The flip side is that chain-of-thought can do something latent thought can't which is that it can use stochastic decoding. Every time the model writes a new token, it's making a random choice based on probabilities. This allows chain-of-thought to run randomized algorithms that estimate hard counting problems, like figuring out how many ways there are to satisfy a DNF logic formula or sampling random graph colorings. Latent thought's internal steps are deterministic, so it can't inject that kind of randomness. The paper proves that under standard assumptions, there are approximate counting and sampling tasks where chain-of-thought has a provable advantage.

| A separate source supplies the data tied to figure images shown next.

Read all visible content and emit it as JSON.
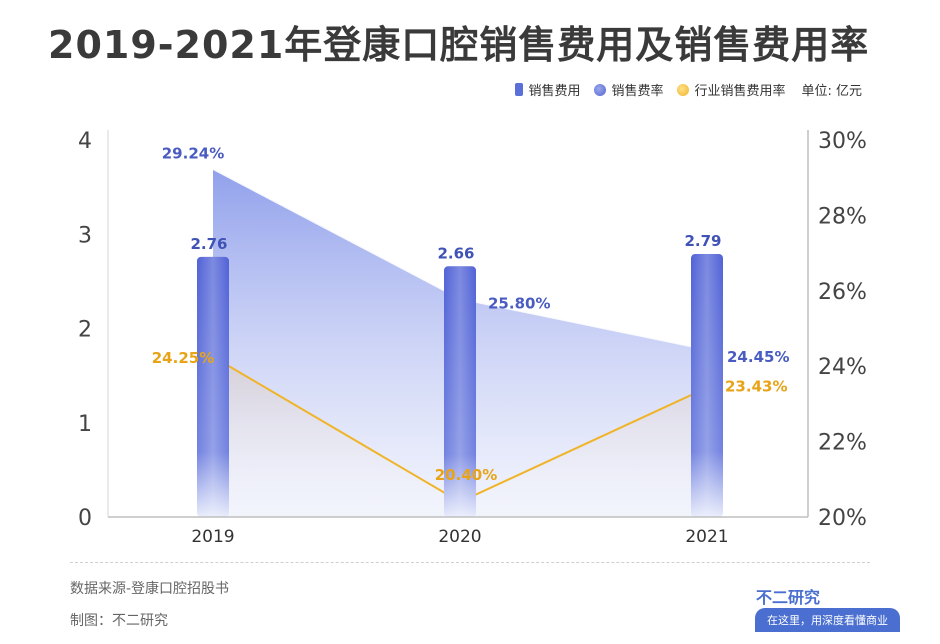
{
  "title": "2019-2021年登康口腔销售费用及销售费用率",
  "legend": {
    "items": [
      {
        "label": "销售费用",
        "kind": "bar",
        "color": "#5a6fd8"
      },
      {
        "label": "销售费率",
        "kind": "dot",
        "color": "#6677d6"
      },
      {
        "label": "行业销售费用率",
        "kind": "dot",
        "color": "#f0b429"
      }
    ],
    "unit": "单位: 亿元"
  },
  "footer": {
    "source": "数据来源-登康口腔招股书",
    "maker": "制图：不二研究",
    "brand": "不二研究",
    "slogan": "在这里，用深度看懂商业"
  },
  "colors": {
    "bar": "#5a6fd8",
    "rate": "#6a7ad6",
    "industry": "#f0b429"
  },
  "chart_data": {
    "type": "bar",
    "categories": [
      "2019",
      "2020",
      "2021"
    ],
    "series": [
      {
        "name": "销售费用",
        "type": "bar",
        "axis": "left",
        "values": [
          2.76,
          2.66,
          2.79
        ],
        "labels": [
          "2.76",
          "2.66",
          "2.79"
        ]
      },
      {
        "name": "销售费率",
        "type": "area",
        "axis": "right",
        "values": [
          29.24,
          25.8,
          24.45
        ],
        "labels": [
          "29.24%",
          "25.80%",
          "24.45%"
        ]
      },
      {
        "name": "行业销售费用率",
        "type": "area",
        "axis": "right",
        "values": [
          24.25,
          20.4,
          23.43
        ],
        "labels": [
          "24.25%",
          "20.40%",
          "23.43%"
        ]
      }
    ],
    "y_left": {
      "range": [
        0,
        4
      ],
      "ticks": [
        "0",
        "1",
        "2",
        "3",
        "4"
      ]
    },
    "y_right": {
      "range": [
        20,
        30
      ],
      "ticks": [
        "20%",
        "22%",
        "24%",
        "26%",
        "28%",
        "30%"
      ]
    },
    "grid": false,
    "legend_position": "top-right"
  }
}
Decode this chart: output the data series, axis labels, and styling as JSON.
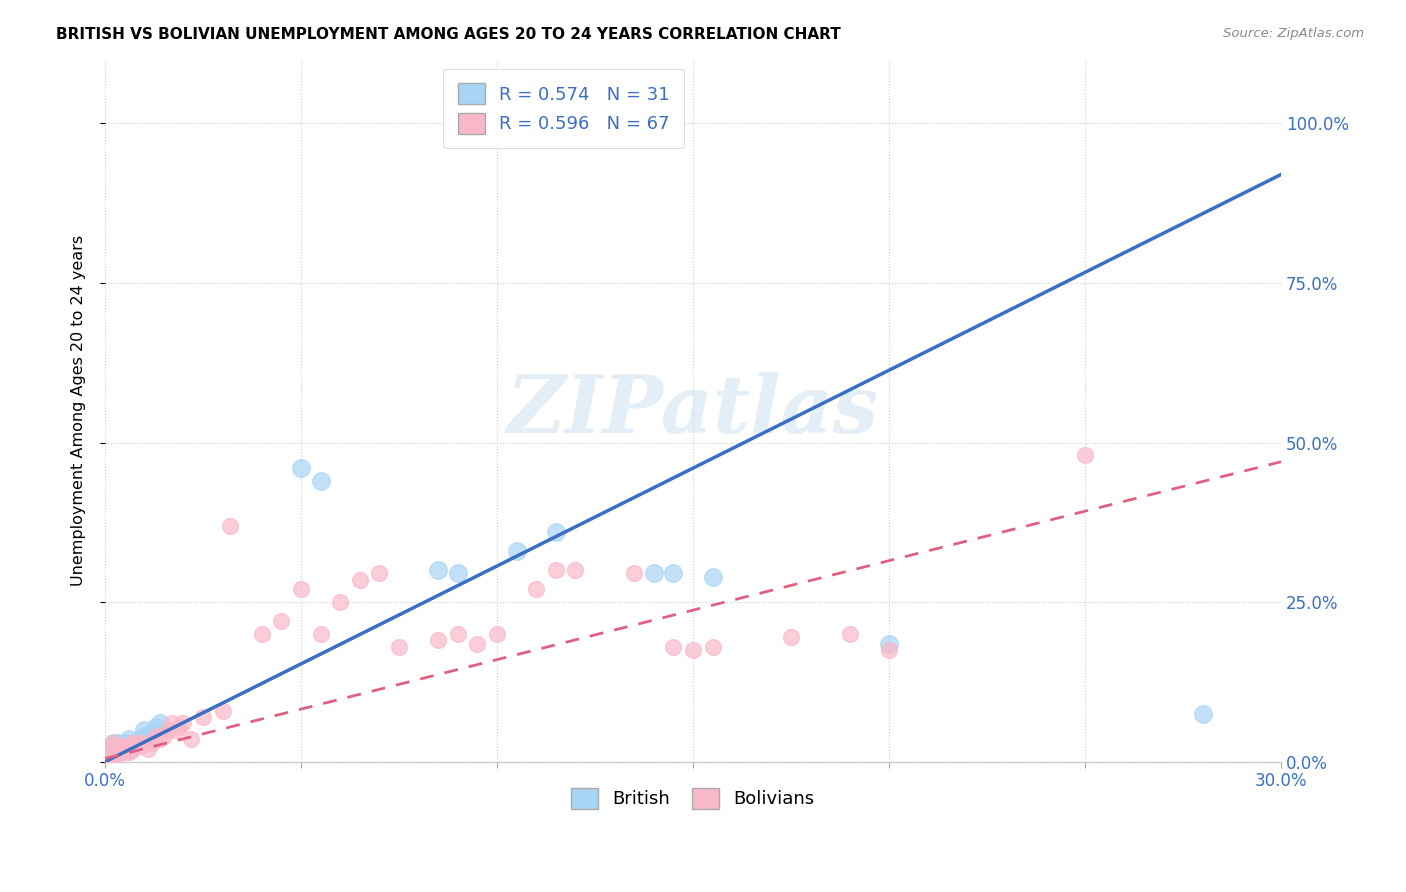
{
  "title": "BRITISH VS BOLIVIAN UNEMPLOYMENT AMONG AGES 20 TO 24 YEARS CORRELATION CHART",
  "source": "Source: ZipAtlas.com",
  "ylabel": "Unemployment Among Ages 20 to 24 years",
  "xlim": [
    0.0,
    0.3
  ],
  "ylim": [
    0.0,
    1.1
  ],
  "british_color": "#a8d4f5",
  "bolivian_color": "#f9b8c8",
  "british_line_color": "#3a6fc4",
  "bolivian_line_color": "#e06080",
  "watermark": "ZIPatlas",
  "british_R": 0.574,
  "british_N": 31,
  "bolivian_R": 0.596,
  "bolivian_N": 67,
  "label_color": "#3a6fc4",
  "brit_line_x0": 0.0,
  "brit_line_y0": 0.0,
  "brit_line_x1": 0.3,
  "brit_line_y1": 0.92,
  "boliv_line_x0": 0.0,
  "boliv_line_y0": 0.005,
  "boliv_line_x1": 0.3,
  "boliv_line_y1": 0.47,
  "xtick_vals": [
    0.0,
    0.05,
    0.1,
    0.15,
    0.2,
    0.25,
    0.3
  ],
  "xtick_labels": [
    "0.0%",
    "",
    "",
    "",
    "",
    "",
    "30.0%"
  ],
  "ytick_vals": [
    0.0,
    0.25,
    0.5,
    0.75,
    1.0
  ],
  "ytick_labels": [
    "0.0%",
    "25.0%",
    "50.0%",
    "75.0%",
    "100.0%"
  ],
  "british_x": [
    0.001,
    0.001,
    0.001,
    0.002,
    0.002,
    0.002,
    0.003,
    0.003,
    0.004,
    0.005,
    0.006,
    0.007,
    0.008,
    0.009,
    0.01,
    0.01,
    0.011,
    0.012,
    0.013,
    0.014,
    0.05,
    0.055,
    0.085,
    0.09,
    0.105,
    0.115,
    0.14,
    0.145,
    0.155,
    0.2,
    0.28
  ],
  "british_y": [
    0.01,
    0.015,
    0.02,
    0.02,
    0.025,
    0.03,
    0.02,
    0.03,
    0.025,
    0.03,
    0.035,
    0.02,
    0.03,
    0.035,
    0.04,
    0.05,
    0.04,
    0.045,
    0.055,
    0.06,
    0.46,
    0.44,
    0.3,
    0.295,
    0.33,
    0.36,
    0.295,
    0.295,
    0.29,
    0.185,
    0.075
  ],
  "bolivian_x": [
    0.001,
    0.001,
    0.001,
    0.001,
    0.001,
    0.002,
    0.002,
    0.002,
    0.002,
    0.002,
    0.003,
    0.003,
    0.003,
    0.003,
    0.004,
    0.004,
    0.004,
    0.005,
    0.005,
    0.005,
    0.006,
    0.006,
    0.006,
    0.007,
    0.007,
    0.008,
    0.008,
    0.009,
    0.009,
    0.01,
    0.011,
    0.012,
    0.013,
    0.014,
    0.015,
    0.016,
    0.017,
    0.018,
    0.019,
    0.02,
    0.022,
    0.025,
    0.03,
    0.032,
    0.04,
    0.045,
    0.05,
    0.055,
    0.06,
    0.065,
    0.07,
    0.075,
    0.085,
    0.09,
    0.095,
    0.1,
    0.11,
    0.115,
    0.12,
    0.135,
    0.145,
    0.15,
    0.155,
    0.175,
    0.19,
    0.2,
    0.25
  ],
  "bolivian_y": [
    0.005,
    0.01,
    0.01,
    0.015,
    0.02,
    0.01,
    0.015,
    0.02,
    0.025,
    0.03,
    0.01,
    0.015,
    0.02,
    0.025,
    0.015,
    0.02,
    0.025,
    0.015,
    0.02,
    0.025,
    0.015,
    0.02,
    0.025,
    0.02,
    0.03,
    0.025,
    0.03,
    0.025,
    0.03,
    0.03,
    0.02,
    0.03,
    0.04,
    0.035,
    0.04,
    0.05,
    0.06,
    0.05,
    0.055,
    0.06,
    0.035,
    0.07,
    0.08,
    0.37,
    0.2,
    0.22,
    0.27,
    0.2,
    0.25,
    0.285,
    0.295,
    0.18,
    0.19,
    0.2,
    0.185,
    0.2,
    0.27,
    0.3,
    0.3,
    0.295,
    0.18,
    0.175,
    0.18,
    0.195,
    0.2,
    0.175,
    0.48
  ]
}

They tested on algorithmic tasks such as word problems in group theory, graph connectivity, arithmetic expression evaluation, edit distance. Latent thought reached high accuracy with far fewer iterations than chain-of-thought in all of them. For example, on connectivity, a looped transformer with 2 loops got 80% while CoT needed way more steps to catch up. However, on approximate counting and sampling tasks, chain-of-thought could estimate values and generate samples close to the true distribution, while latent thought just couldn't match that because it lacked the stochastic component.
So the core take away is that there's no universal best approach. If your problem is parallelizable, latent thought is dramatically faster in terms of reasoning iterations. If your problem needs randomized approximation, chain-of-thought is the way to go.